Si le scénario s'inspire fidèlement de la biographie de Sidonie-Gabrielle alias Colette, le style et le ton sont la libre interprétation de l'auteur. Mais sa vision personnelle semble être le fruit d'une vraie rencontre tant la gouaille, le talent, la pensée semblent justes et proches de l'héroïne. Le personnage est représenté tel que l'on peut se l'imaginer et c'est bien ce qui fait toute la profondeur de ce roman.
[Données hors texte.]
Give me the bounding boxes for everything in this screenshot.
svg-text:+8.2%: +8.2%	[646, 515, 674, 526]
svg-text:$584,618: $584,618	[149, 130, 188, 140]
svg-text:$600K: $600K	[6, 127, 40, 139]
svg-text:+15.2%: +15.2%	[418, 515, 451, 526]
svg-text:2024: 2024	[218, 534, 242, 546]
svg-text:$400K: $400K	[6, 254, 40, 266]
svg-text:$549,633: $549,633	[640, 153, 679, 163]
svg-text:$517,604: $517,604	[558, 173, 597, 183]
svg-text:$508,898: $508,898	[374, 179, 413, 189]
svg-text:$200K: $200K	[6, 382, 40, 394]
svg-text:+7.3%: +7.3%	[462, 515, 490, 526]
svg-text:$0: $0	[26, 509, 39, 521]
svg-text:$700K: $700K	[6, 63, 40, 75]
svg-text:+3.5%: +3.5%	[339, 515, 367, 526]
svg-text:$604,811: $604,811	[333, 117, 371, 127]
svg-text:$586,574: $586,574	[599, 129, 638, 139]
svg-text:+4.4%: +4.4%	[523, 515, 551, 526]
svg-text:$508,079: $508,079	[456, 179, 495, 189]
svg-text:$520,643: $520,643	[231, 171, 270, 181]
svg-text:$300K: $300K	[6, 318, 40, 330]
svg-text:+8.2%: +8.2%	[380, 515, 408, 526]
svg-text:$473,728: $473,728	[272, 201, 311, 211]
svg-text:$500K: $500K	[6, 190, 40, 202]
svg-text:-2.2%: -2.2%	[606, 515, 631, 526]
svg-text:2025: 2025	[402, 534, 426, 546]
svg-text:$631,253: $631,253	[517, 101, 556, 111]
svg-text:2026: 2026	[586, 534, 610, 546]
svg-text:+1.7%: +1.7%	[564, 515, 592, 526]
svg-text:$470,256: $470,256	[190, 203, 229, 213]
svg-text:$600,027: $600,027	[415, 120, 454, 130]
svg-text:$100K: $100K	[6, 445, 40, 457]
Plus que de redécouvrir une existence fascinante, ce livre nous entraîne dans une réflexion sur les sentiments qui fera réagir les partisans de tout bord mais ne laissera certainement pas indifférent. Un très beau texte.

L'auteur en parle.

Extraits :

Bertrand la veut absolument. Il fera tout ce qui est en son pouvoir pour parvenir à ses fins au mépris de leur santé mentale ou même de leurs vies à tous deux. Bertrand est un killer vierge qui a trouvé sa première victime. Il l'ignore, mais Machiavel fait figure d'ange à côté de lui, car il sait. Il sait qu'il a dix-sept ans. Il sait qu'à son âge on ne recule pas, si l'on est ambitieux. On ne fait pas son entrée dans l'existence par un échec retentissant. On préserve un instinct de loup sous une peau d'agnelet. Et si l'on décide de commettre une faute, on s'y applique avec panache.

...

Alors, je suis devenue amie des maîtresses de Willy. Non, je ne suis ni malsaine, ni perverse, je souffrais, docteur, et votre émotion me touche, mais il y a des fois où, quitte à pardonner, il faut choisir à qui l'on pardonne. Des femmes peuvent être réunies par l'amour d'un même homme, on peut comprendre une femme qui a été séduite par les mêmes subterfuges et stratégèmes d'un homme redoutable, et la chérir. C'est l'homme qu'il faut juger. Je déteste les femmes qui préfèrent haïr leur rivale plutôt que de mépriser l'homme qui les trompe. On doit condamner l'homme qui se joue de l'alternance avec régularité, quels que soient son enfance, ses raisons, ses besoins, ses explications. On ne peut lui pardonner, si l'on se respecte soi-même un minimum, que beaucoup plus tard pour sa paix personnelle. C'est dans la difficulté de ce choix que réside la faculté d'être... une vraie femme.

...

J'ignore aussi s'il est vrai que ce qui ne nous tue pas nous rend plus fort. Ou si l'on encaisse le coup à terre telle une bête blessée, fragilisée, contrainte de se fuir plus froidement à chaque pas, d'éviter de s'émouvoir, d'aimer, tenue de prendre les armes et l'armure quoique les coques d'acier grincent, mais continuant vaille que vaille le chemin, parce qu'il faut bien y croire un peu, si peu, et mendier quelques miettes à la vie pour satisfaire son estomac. Je ne sais plus si l'on peut se réinventer. Autrefois j'y croyais. Pour plein de gens, c'est le challenge suprême de toute une existence de se réinventer. De s'imaginer s'être trouvé une identité débarrassée des déterminismes sociaux et familiaux qui nous ont mis au monde. De changer. Je ne cesse de répéter que toute ma vie je chercherai à éclore, éclore encore ou je mourrai. Mais à cette heure, je me demande si, de notre premier cri à notre dernier soupir, nous ne sommes pas toujours les mêmes, les mêmes personnes très exactement, mais beaucoup plus entièrement, précisément, profondément. On ajuste, on cisaille, on creuse. Oui, c'est cela. Je me demande si le destin humain n'est pas de changer mais d'affiner sa vraie nature et de l'imposer.